The commission’s decision was greeted locally with disappointment, but not too many surprises. “I am not surprised. Let’s face it. This was a commission appointed by the governor after he fired a previous commission because they decided to offer the casinos tax relief,” said Teller County Commission Chairman Jim Ignatius, who serves on the state’s gaming impact advisory committee. At the same time, Ignatius, who testified at last week’s hearing, expressed much disappointment. “This is about jobs We are talking about hundreds of thousands of dollars now (for Cripple Creek businesses) that will be going into the state coffers instead of for jobs.”

In addition, Ignatius says the decision clashes with Hickenlooper’s economic development message.
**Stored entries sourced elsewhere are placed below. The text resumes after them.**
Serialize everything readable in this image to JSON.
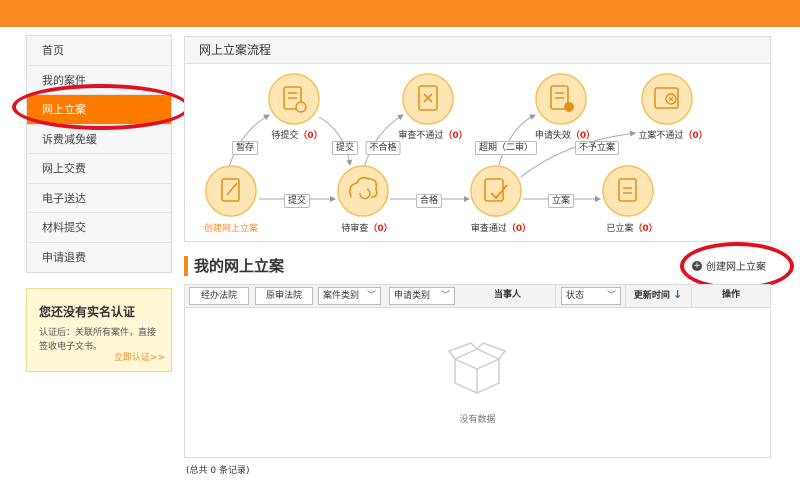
{
  "sidebar": {
    "items": [
      {
        "label": "首页"
      },
      {
        "label": "我的案件"
      },
      {
        "label": "网上立案"
      },
      {
        "label": "诉费减免缓"
      },
      {
        "label": "网上交费"
      },
      {
        "label": "电子送达"
      },
      {
        "label": "材料提交"
      },
      {
        "label": "申请退费"
      }
    ],
    "active_index": 2
  },
  "auth_box": {
    "title": "您还没有实名认证",
    "desc_line1": "认证后：关联所有案件，直接",
    "desc_line2": "签收电子文书。",
    "link": "立即认证>>"
  },
  "flow": {
    "title": "网上立案流程",
    "nodes": {
      "create": {
        "label": "创建网上立案"
      },
      "pending_submit": {
        "label": "待提交",
        "count": "（0）"
      },
      "pending_review": {
        "label": "待审查",
        "count": "（0）"
      },
      "review_failed": {
        "label": "审查不通过",
        "count": "（0）"
      },
      "review_passed": {
        "label": "审查通过",
        "count": "（0）"
      },
      "apply_invalid": {
        "label": "申请失效",
        "count": "（0）"
      },
      "not_filed": {
        "label": "立案不通过",
        "count": "（0）"
      },
      "filed": {
        "label": "已立案",
        "count": "（0）"
      }
    },
    "edges": {
      "save": "暂存",
      "submit1": "提交",
      "submit2": "提交",
      "fail": "不合格",
      "pass": "合格",
      "overdue": "超期（二审）",
      "no_file": "不予立案",
      "file": "立案"
    }
  },
  "list": {
    "title": "我的网上立案",
    "create_button": "创建网上立案",
    "columns": {
      "court": "经办法院",
      "original_court": "原审法院",
      "case_type": "案件类别",
      "apply_type": "申请类别",
      "party": "当事人",
      "status": "状态",
      "update_time": "更新时间",
      "sort_icon": "↓",
      "action": "操作"
    },
    "empty_text": "没有数据",
    "total": "(总共 0 条记录)"
  },
  "colors": {
    "accent": "#f98a22",
    "active": "#ff7b00",
    "annotation": "#e0101e",
    "count": "#e2231a"
  }
}
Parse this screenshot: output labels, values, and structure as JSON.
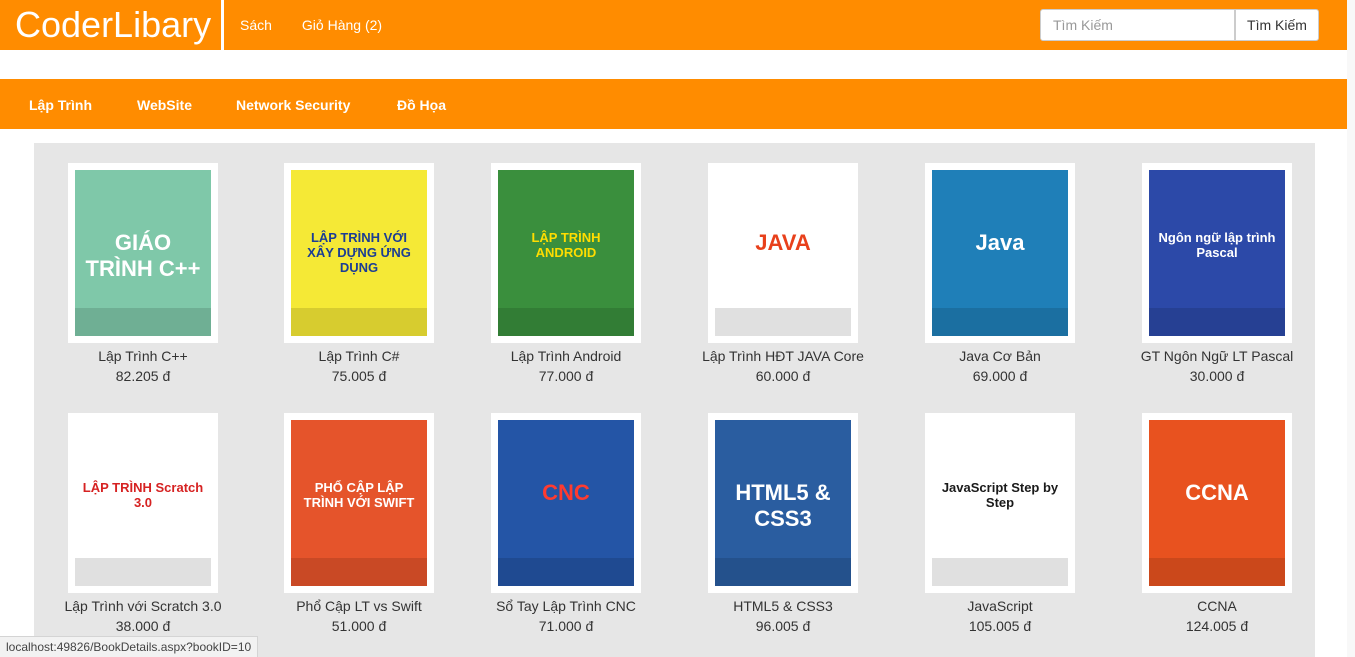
{
  "header": {
    "brand": "CoderLibary",
    "nav": [
      "Sách",
      "Giỏ Hàng (2)"
    ],
    "search_placeholder": "Tìm Kiếm",
    "search_button": "Tìm Kiếm"
  },
  "categories": [
    "Lập Trình",
    "WebSite",
    "Network Security",
    "Đồ Họa"
  ],
  "books": [
    {
      "name": "Lập Trình C++",
      "price": "82.205 đ",
      "cover": {
        "bg": "#7fc8a9",
        "fg": "#ffffff",
        "text": "GIÁO TRÌNH C++"
      }
    },
    {
      "name": "Lập Trình C#",
      "price": "75.005 đ",
      "cover": {
        "bg": "#f5e936",
        "fg": "#1b3d94",
        "text": "LẬP TRÌNH VỚI XÂY DỰNG ỨNG DỤNG"
      }
    },
    {
      "name": "Lập Trình Android",
      "price": "77.000 đ",
      "cover": {
        "bg": "#3a8f3d",
        "fg": "#ffdd00",
        "text": "LẬP TRÌNH ANDROID"
      }
    },
    {
      "name": "Lập Trình HĐT JAVA Core",
      "price": "60.000 đ",
      "cover": {
        "bg": "#ffffff",
        "fg": "#e8401b",
        "text": "JAVA"
      }
    },
    {
      "name": "Java Cơ Bản",
      "price": "69.000 đ",
      "cover": {
        "bg": "#1f7fb8",
        "fg": "#ffffff",
        "text": "Java"
      }
    },
    {
      "name": "GT Ngôn Ngữ LT Pascal",
      "price": "30.000 đ",
      "cover": {
        "bg": "#2c49a8",
        "fg": "#ffffff",
        "text": "Ngôn ngữ lập trình Pascal"
      }
    },
    {
      "name": "Lập Trình với Scratch 3.0",
      "price": "38.000 đ",
      "cover": {
        "bg": "#ffffff",
        "fg": "#d62222",
        "text": "LẬP TRÌNH Scratch 3.0"
      }
    },
    {
      "name": "Phổ Cập LT vs Swift",
      "price": "51.000 đ",
      "cover": {
        "bg": "#e5542b",
        "fg": "#ffffff",
        "text": "PHỔ CẬP LẬP TRÌNH VỚI SWIFT"
      }
    },
    {
      "name": "Sổ Tay Lập Trình CNC",
      "price": "71.000 đ",
      "cover": {
        "bg": "#2455a6",
        "fg": "#ff3b30",
        "text": "CNC"
      }
    },
    {
      "name": "HTML5 & CSS3",
      "price": "96.005 đ",
      "cover": {
        "bg": "#2a5da0",
        "fg": "#ffffff",
        "text": "HTML5 & CSS3"
      }
    },
    {
      "name": "JavaScript",
      "price": "105.005 đ",
      "cover": {
        "bg": "#ffffff",
        "fg": "#1a1a1a",
        "text": "JavaScript Step by Step"
      }
    },
    {
      "name": "CCNA",
      "price": "124.005 đ",
      "cover": {
        "bg": "#e8521f",
        "fg": "#ffffff",
        "text": "CCNA"
      }
    }
  ],
  "status_url": "localhost:49826/BookDetails.aspx?bookID=10",
  "colors": {
    "brand_orange": "#ff8c00",
    "panel_gray": "#e6e6e6"
  }
}
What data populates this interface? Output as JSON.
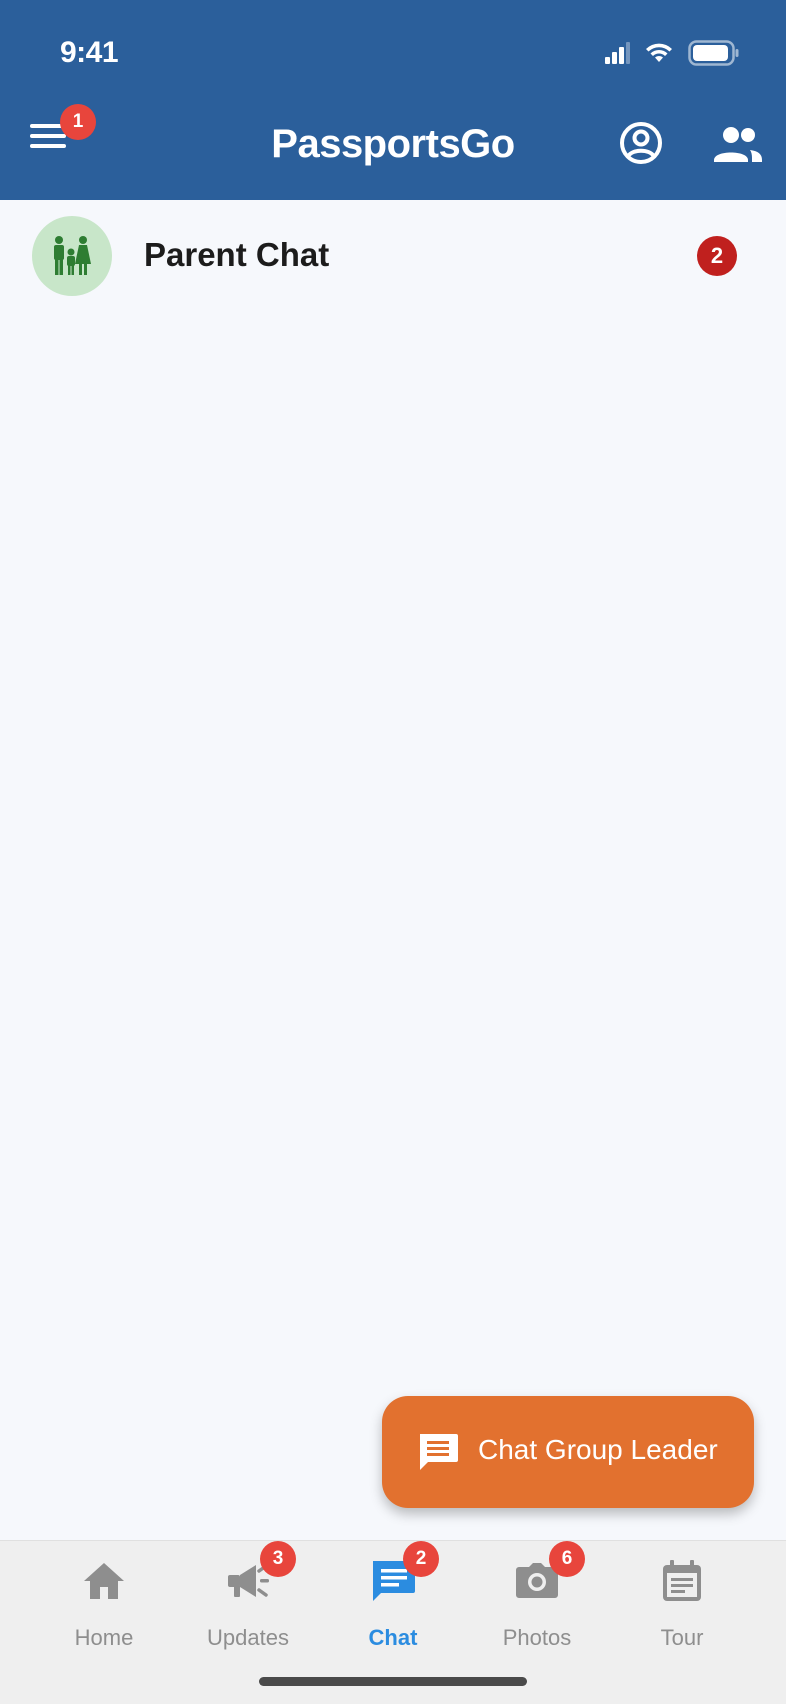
{
  "status_bar": {
    "time": "9:41"
  },
  "header": {
    "title": "PassportsGo",
    "menu_badge": "1",
    "background_color": "#2b5f9b"
  },
  "chats": [
    {
      "name": "Parent Chat",
      "unread": "2",
      "icon": "family-icon"
    }
  ],
  "fab": {
    "label": "Chat Group Leader",
    "icon": "chat-icon",
    "color": "#e2712f"
  },
  "bottom_nav": {
    "items": [
      {
        "label": "Home",
        "icon": "home-icon",
        "badge": ""
      },
      {
        "label": "Updates",
        "icon": "megaphone-icon",
        "badge": "3"
      },
      {
        "label": "Chat",
        "icon": "chat-icon",
        "badge": "2",
        "active": true
      },
      {
        "label": "Photos",
        "icon": "camera-icon",
        "badge": "6"
      },
      {
        "label": "Tour",
        "icon": "calendar-icon",
        "badge": ""
      }
    ],
    "active_color": "#2b8ce0"
  }
}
Since he became governor, Hickenlooper has emphasized the importance of generating more jobs and reducing fees and red tape. And in essence, the Teller commission chairman stated that the tax break is working. According to various reports, the Colorado gaming industry is on a rebound, with adjusted gross proceeds increasing, and overall casino play showing positive signs. In addition, the casino industry collectively is in the black for the first time in a number of years, according to figures released for 2012. As a result, officials are worried about tampering with the current tax structure. “Our big concern is how this will affect local casinos,” said Cripple Creek City Administrator Ray White. “We are experiencing the first sustained increase in gaming revenue we have had for quite a while. We hope it will last.” And like Ignatius, White worries that casinos may have to allocate more tax money, instead of using the extra funds for personnel and marketing. From a total tax perspective, the impacts for Cripple Creek are actually much less than Black Hawk, which sports most of the mega, Las Vegas-style casinos. About 96 percent of the tax revenue generated from Colorado gaming comes from casinos in Black Hawk. In addition, many of the casinos in Cripple Creek are in the middle-tier tax bracket. Still, the higher tax rate will impact business, argues Ignatius. He estimates that hundreds of thousands of dollars are at stake locally. As a result, he said proponents of the tax cut orchestrated a strong campaign. “We were just asking to maintain the status quo rate,” said the commissioner, who emphasized that lower taxes will actually stimulate more growth within the industry and generate more jobs. “We gave it the old college try,” said Ignatius, who admitted that proponents of the 2011 tax cut faced a tough audience. “It wasn’t for lack of trying that we didn’t get to keep the tax reduction.”

During last week’s hearing, representatives from the three gaming towns and county leaders encountered much skepticism from the commission, and especially from Webb. The gaming commissioners argued that the extra taxes really won’t make that big of a difference to the industry, since most of these will be paid by the huge, highly successful casinos, such as Ameristar in Black Hawk. Moreover, they said this extra tax money is really needed to support community colleges, one of the big recipients of Amendment 50, the law that raised the betting limits and allowed for 24/7 gaming activity and new games. The original tax cut was granted, as detailed testimony indicated that the industry got clobbered by economic recession and the state’s smoking ban. The industry collectively posted a $12.5 million net profit loss in 2010 and had bad showings for several previous years. By comparison, the industry has generated a $7.5 million profit figure for the first half of 2012, when the tax break was in effect. The state basically taxes individual casinos on a graduated basis from .25 of one percent to 20 percent, based on their annual accumulated total of adjusted gross proceeds, or casino winnings. Last year, an across-the-board five percent reduction was implemented that benefitted casinos in virtually all six tax brackets. The new tax rate, which eliminates this reduction, will go into effect in early July.